This week Deutsche Bank reported that the Xoom sold 100,000 units so far, which compares to the iPad’s initial weekend sales of 300,000 very badly. Current estimates indicate there are 20 million iPads in the market, suggesting the Xoom failed. Recall that the Samsung Galaxy tablet sold an estimated 250,000 units in the hot fourth quarter of last year, a small fraction of the iPads sold. You might conclude that Android just can’t compete. Let’s explore this.
Crippled from the start
When Apple products come to market, they are complete. They have a full set of included applications that make them useful, and the key parts that folks want are finished. They also come out at premium prices, which typically set the most you can charge for a similar product. The smart play, if you are a competitor, is to build a product that is differentiated from the Apple offering, but that still contains the core capabilities at a lower price, and then market it strongly. That isn’t what Motorola did, and it may have effectively killed the Xoom.
The Xoom’s failure
There has been an assumption that the Xoom costs substantially more than the iPad to build, which is why Motorola initially priced it well above the iPad. However, I just saw recent analysis that said it only cost $26 more, making Motorola’s high-price strategy even more difficult to understand. Apple sets the premium price point. You can’t successfully price above Apple unless you have something that is substantially better, and the Xoom wasn’t.
In addition, the Xoom launched without its two key differentiators: 4G and Flash support. While Flash could be a later software upgrade, 4G support wasn’t, and early adopters were told that the product would need to be shipped back to Motorola for six days to be rebuilt. Granted, this was a free upgrade, but this would be like buying one car over another because it had a V8 engine, then being told it needed to go back into the shop in a few weeks to get that V8 engine. Even at a low price, wouldn’t you wait until they actually finished the car, or in this case the Xoom, before buying it?
Even in marketing and sampling the product, Motorola screwed up. One key marketing application on the Xoom was a cool-looking game, but the device didn’t ship with that game. Another key feature was watching videos, but it didn’t come with a video application that worked out of the box, either. You had to get one yourself.
In short, Motorola was selling an incomplete “kit” tablet for more than the luxury product Apple dominated the market with. Going back to cars, this would be like coming to market with a car priced at more than a Lexus that the buyer has to finish himself and ship back to the factory for additional construction at some future point.
I’m actually kind of surprised Motorola even managed to sell 100,000 of these things. However, I’ve been told they had a 20-percent initial return rate, so a lot of folks that did buy seemed to understand they had made a huge mistake.
Is Android dead on tablets?
So far, yes.
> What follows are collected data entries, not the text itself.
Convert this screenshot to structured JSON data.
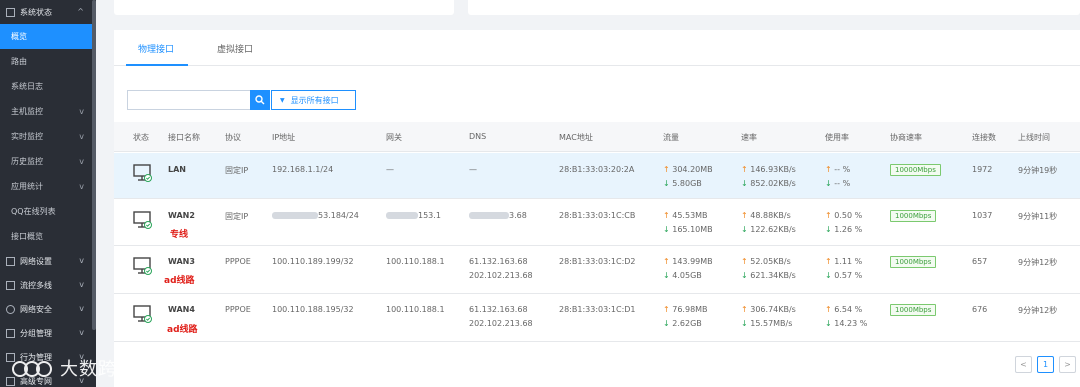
{
  "sidebar": {
    "groups_top": {
      "label": "系统状态",
      "chev": "^"
    },
    "items": [
      {
        "label": "概览",
        "active": true,
        "chev": ""
      },
      {
        "label": "路由",
        "active": false,
        "chev": ""
      },
      {
        "label": "系统日志",
        "active": false,
        "chev": ""
      },
      {
        "label": "主机监控",
        "active": false,
        "chev": "v"
      },
      {
        "label": "实时监控",
        "active": false,
        "chev": "v"
      },
      {
        "label": "历史监控",
        "active": false,
        "chev": "v"
      },
      {
        "label": "应用统计",
        "active": false,
        "chev": "v"
      },
      {
        "label": "QQ在线列表",
        "active": false,
        "chev": ""
      },
      {
        "label": "接口概览",
        "active": false,
        "chev": ""
      }
    ],
    "groups": [
      {
        "label": "网络设置",
        "chev": "v"
      },
      {
        "label": "流控多线",
        "chev": "v"
      },
      {
        "label": "网络安全",
        "chev": "v"
      },
      {
        "label": "分组管理",
        "chev": "v"
      },
      {
        "label": "行为管理",
        "chev": "v"
      },
      {
        "label": "高级专网",
        "chev": "v"
      }
    ]
  },
  "tabs": {
    "physical": "物理接口",
    "virtual": "虚拟接口"
  },
  "search": {
    "placeholder": "",
    "filter_label": "显示所有接口"
  },
  "table": {
    "headers": [
      "状态",
      "接口名称",
      "协议",
      "IP地址",
      "网关",
      "DNS",
      "MAC地址",
      "流量",
      "速率",
      "使用率",
      "协商速率",
      "连接数",
      "上线时间"
    ],
    "rows": [
      {
        "name": "LAN",
        "note": "",
        "protocol": "固定IP",
        "ip": "192.168.1.1/24",
        "gateway": "—",
        "dns1": "—",
        "dns2": "",
        "mac": "28:B1:33:03:20:2A",
        "traffic_up": "304.20MB",
        "traffic_down": "5.80GB",
        "rate_up": "146.93KB/s",
        "rate_down": "852.02KB/s",
        "usage_up": "-- %",
        "usage_down": "-- %",
        "speed": "10000Mbps",
        "conns": "1972",
        "uptime": "9分钟19秒",
        "highlight": true
      },
      {
        "name": "WAN2",
        "note": "专线",
        "protocol": "固定IP",
        "ip": "53.184/24",
        "gateway": "153.1",
        "dns1": "3.68",
        "dns2": "",
        "mac": "28:B1:33:03:1C:CB",
        "traffic_up": "45.53MB",
        "traffic_down": "165.10MB",
        "rate_up": "48.88KB/s",
        "rate_down": "122.62KB/s",
        "usage_up": "0.50 %",
        "usage_down": "1.26 %",
        "speed": "1000Mbps",
        "conns": "1037",
        "uptime": "9分钟11秒",
        "highlight": false
      },
      {
        "name": "WAN3",
        "note": "ad线路",
        "protocol": "PPPOE",
        "ip": "100.110.189.199/32",
        "gateway": "100.110.188.1",
        "dns1": "61.132.163.68",
        "dns2": "202.102.213.68",
        "mac": "28:B1:33:03:1C:D2",
        "traffic_up": "143.99MB",
        "traffic_down": "4.05GB",
        "rate_up": "52.05KB/s",
        "rate_down": "621.34KB/s",
        "usage_up": "1.11 %",
        "usage_down": "0.57 %",
        "speed": "1000Mbps",
        "conns": "657",
        "uptime": "9分钟12秒",
        "highlight": false
      },
      {
        "name": "WAN4",
        "note": "ad线路",
        "protocol": "PPPOE",
        "ip": "100.110.188.195/32",
        "gateway": "100.110.188.1",
        "dns1": "61.132.163.68",
        "dns2": "202.102.213.68",
        "mac": "28:B1:33:03:1C:D1",
        "traffic_up": "76.98MB",
        "traffic_down": "2.62GB",
        "rate_up": "306.74KB/s",
        "rate_down": "15.57MB/s",
        "usage_up": "6.54 %",
        "usage_down": "14.23 %",
        "speed": "1000Mbps",
        "conns": "676",
        "uptime": "9分钟12秒",
        "highlight": false
      }
    ]
  },
  "pagination": {
    "prev": "<",
    "current": "1",
    "next": ">"
  },
  "watermark": {
    "text": "大数跨境"
  },
  "colors": {
    "accent": "#1e90ff",
    "up": "#f08a24",
    "down": "#2aa55a",
    "note": "#e0201a"
  }
}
Android is part of the problem, because Android OEMs are all livid at Google for poor execution. However, Xoom was mostly the fault of Motorola for bringing a product to market that was incomplete and overpriced. Android phones are, in total, outselling Apple phones at the moment, which suggests they can be competitive (though with lawsuits surrounding Android, probably not profitable).
In the end, this is an execution problem that extends from Google through Motorola, and once again emphasizes that the Android ecosystem may be far sicker than it appears from Google’s phone numbers. Since Samsung’s tablet shipped with the phone version of Android (and so wasn’t really complete either), we have yet to see a complete Android tablet in the market, and it is clear an incomplete, overpriced product won’t sell.
Wrapping up: Are these folks idiots?
You really have to ask this question, because you would think that a 6-year-old could figure out that you can’t bring out incomplete products, price them over Apple products, and have any hope of being successful. If you aren’t going to play to win, what the hell is the point of even bothering to enter the competition? The Xoom was a huge waste of effort because Motorola and Google didn’t play to win. Samsung and now Motorola have both struck out batting against the iPad. RIM and HP are next up to the plate; let’s hope they learn from this and do a better job.
The Xoom had a huge amount of potential. It took home plenty of “Best of Show” titles at CES, but like the Palm Pre a few years ago, the executive team pissed this all away. Maybe some of these firms should have a “no more idiots” hiring policy at the executive staff level, because this is just pathetic.